I’m a lifelong, died-in-the-wool Democrat and proud of it. Is Hillary Clinton my favorite person? No. Do I think she’s politically coy and crafty? Yes. Is she too hawkish for me? Yes. Will I vote for her? Absolutely.
There isn’t one single person in this country better qualified than Hillary to be president. She has known politics and leadership at every level—as the wife of a highly successful and popular governor-turned-president, as a U.S. senator, and as secretary of state. Not only does she understand and care about the domestic issues affecting the middle and poorer classes, she knows the intrepid waters of foreign affairs and how to navigate them.
Sure, every Republican from big city to tiny farm hates her. They hate her because she’s a Clinton—a name as cringe-inducing to the GOP as the Bush name is to Democrats. They hate her because she “overstepped” her First Lady bounds and dared to go before Congress to push for universal health care.
But most of all, Republicans hate Hillary because she’s had their number all along. They hate her because she pointed the finger more than 20 years ago and accused them of conducting “a vast right-wing conspiracy.” And despite their feigned shock and indignance, she was 100% right.
Anyone who hasn’t yet figured out that the GOP has a decades-long strategy for controlling every aspect of this country’s government hasn’t been paying attention. Moreover, the party has proven time and again that it will sink to any depth and throw any slime it can find to achieve its goals.
Republicans hate Hillary because they know they’ve met their match in her. They’ve met someone who’s not afraid to say, “Bring it on.” And to top it all off, she’s a woman. Not the preferred GOP gender. With Republicans, hating Hillary is a deeply personal experience. It’s visceral. And it’s because they’re afraid of her strength.

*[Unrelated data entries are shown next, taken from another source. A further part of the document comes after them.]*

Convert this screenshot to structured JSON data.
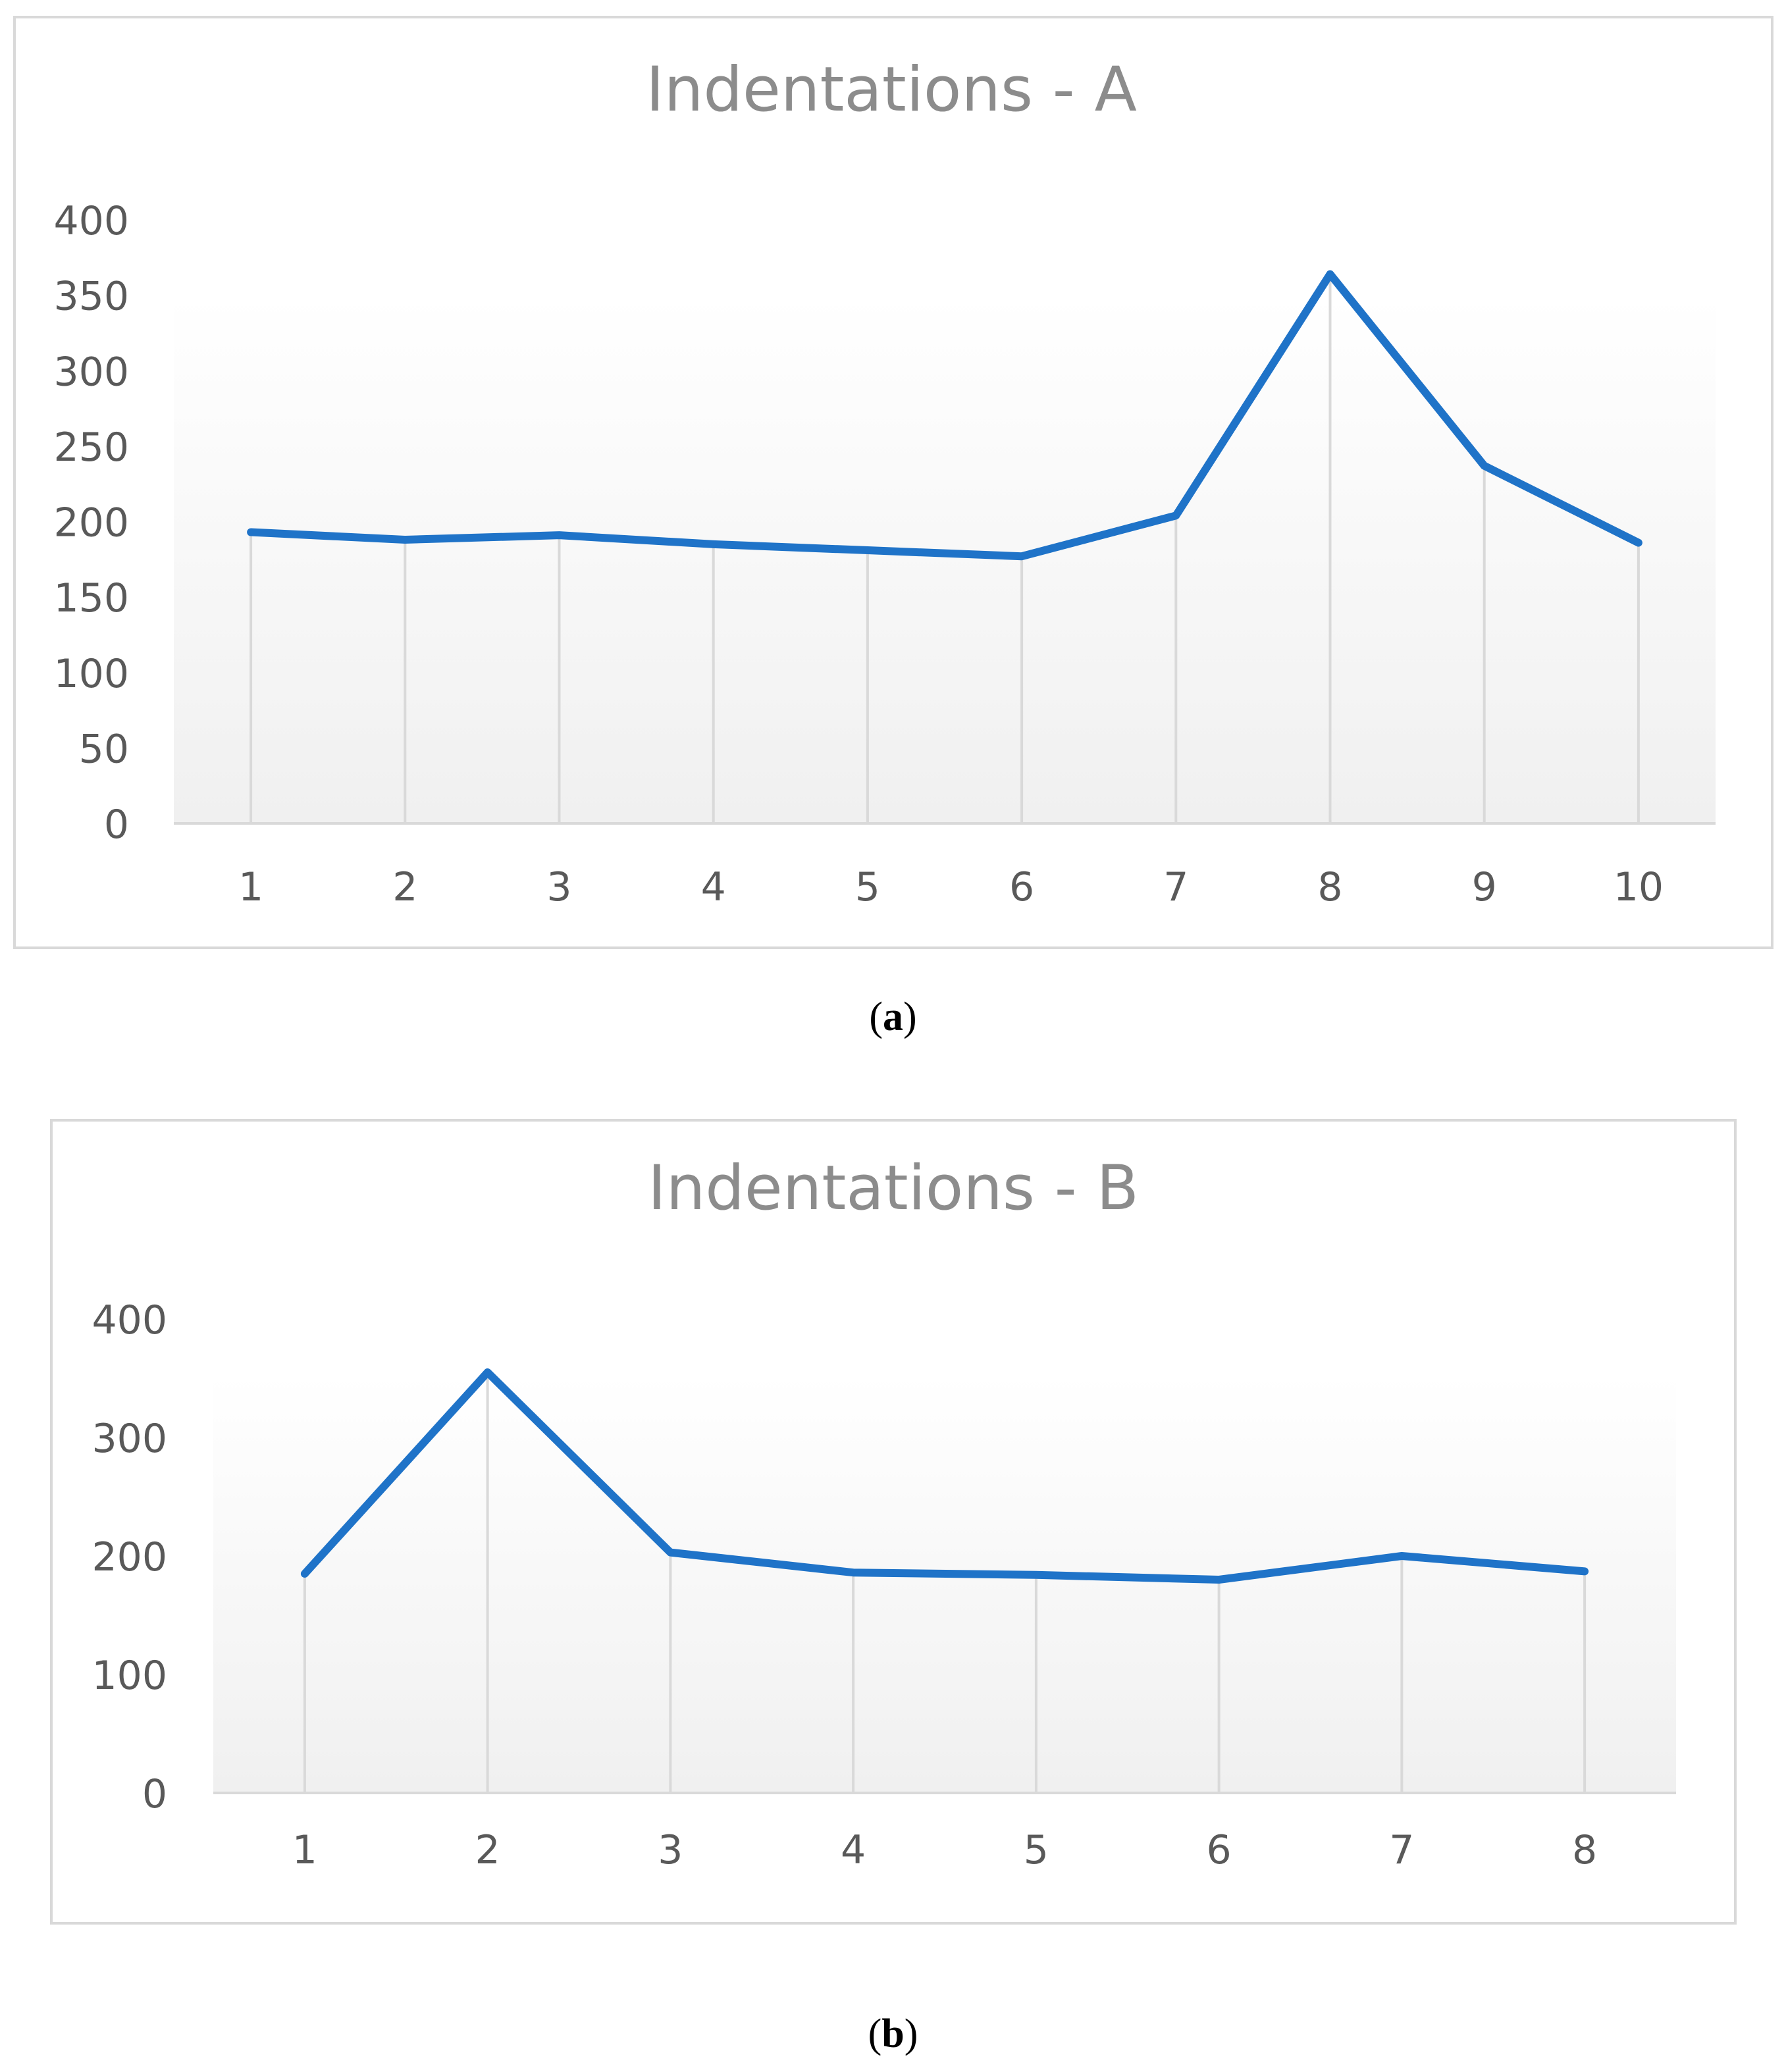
{
  "chart_data": [
    {
      "type": "line",
      "title": "Indentations - A",
      "categories": [
        "1",
        "2",
        "3",
        "4",
        "5",
        "6",
        "7",
        "8",
        "9",
        "10"
      ],
      "series": [
        {
          "values": [
            193,
            188,
            191,
            185,
            181,
            177,
            204,
            364,
            237,
            186
          ]
        }
      ],
      "yticks": [
        "0",
        "50",
        "100",
        "150",
        "200",
        "250",
        "300",
        "350",
        "400"
      ],
      "ylim": [
        0,
        400
      ],
      "grid": "vertical drop lines",
      "legend": "none",
      "line_color": "#1f73c8",
      "caption": {
        "open": "(",
        "label": "a",
        "close": ")"
      }
    },
    {
      "type": "line",
      "title": "Indentations - B",
      "categories": [
        "1",
        "2",
        "3",
        "4",
        "5",
        "6",
        "7",
        "8"
      ],
      "series": [
        {
          "values": [
            185,
            355,
            203,
            186,
            184,
            180,
            200,
            187
          ]
        }
      ],
      "yticks": [
        "0",
        "100",
        "200",
        "300",
        "400"
      ],
      "ylim": [
        0,
        400
      ],
      "grid": "vertical drop lines",
      "legend": "none",
      "line_color": "#1f73c8",
      "caption": {
        "open": "(",
        "label": "b",
        "close": ")"
      }
    }
  ]
}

I like Sanders for his stands against the new American class system. I voted for Obama in 2007. But today, I’m proud of Hillary—to the bone. I’ve gained a new respect for her. And I can’t wait to watch her give the Republicans their comeuppance.
A lifelong communicator, I'm pretty sure I came out of the womb talking. But with no siblings to chat and play with, I learned to express myself in writing. My subsequent birth as a politics junkie came while I watched my father, a career Marine, sob uncontrollably over Kennedy's assassination. Intuitively, I knew the world would never be the same, and I should pay attention. So I did.
Now, some 50 years later, I find myself dumbfounded by the trajectory of American politics and the prevalence of ignorance, bigotry, hate, and violence. I started Two Cents of Sense, hoping to help change that trajectory and to promote progressives' conversation, knowledge sharing, and actions.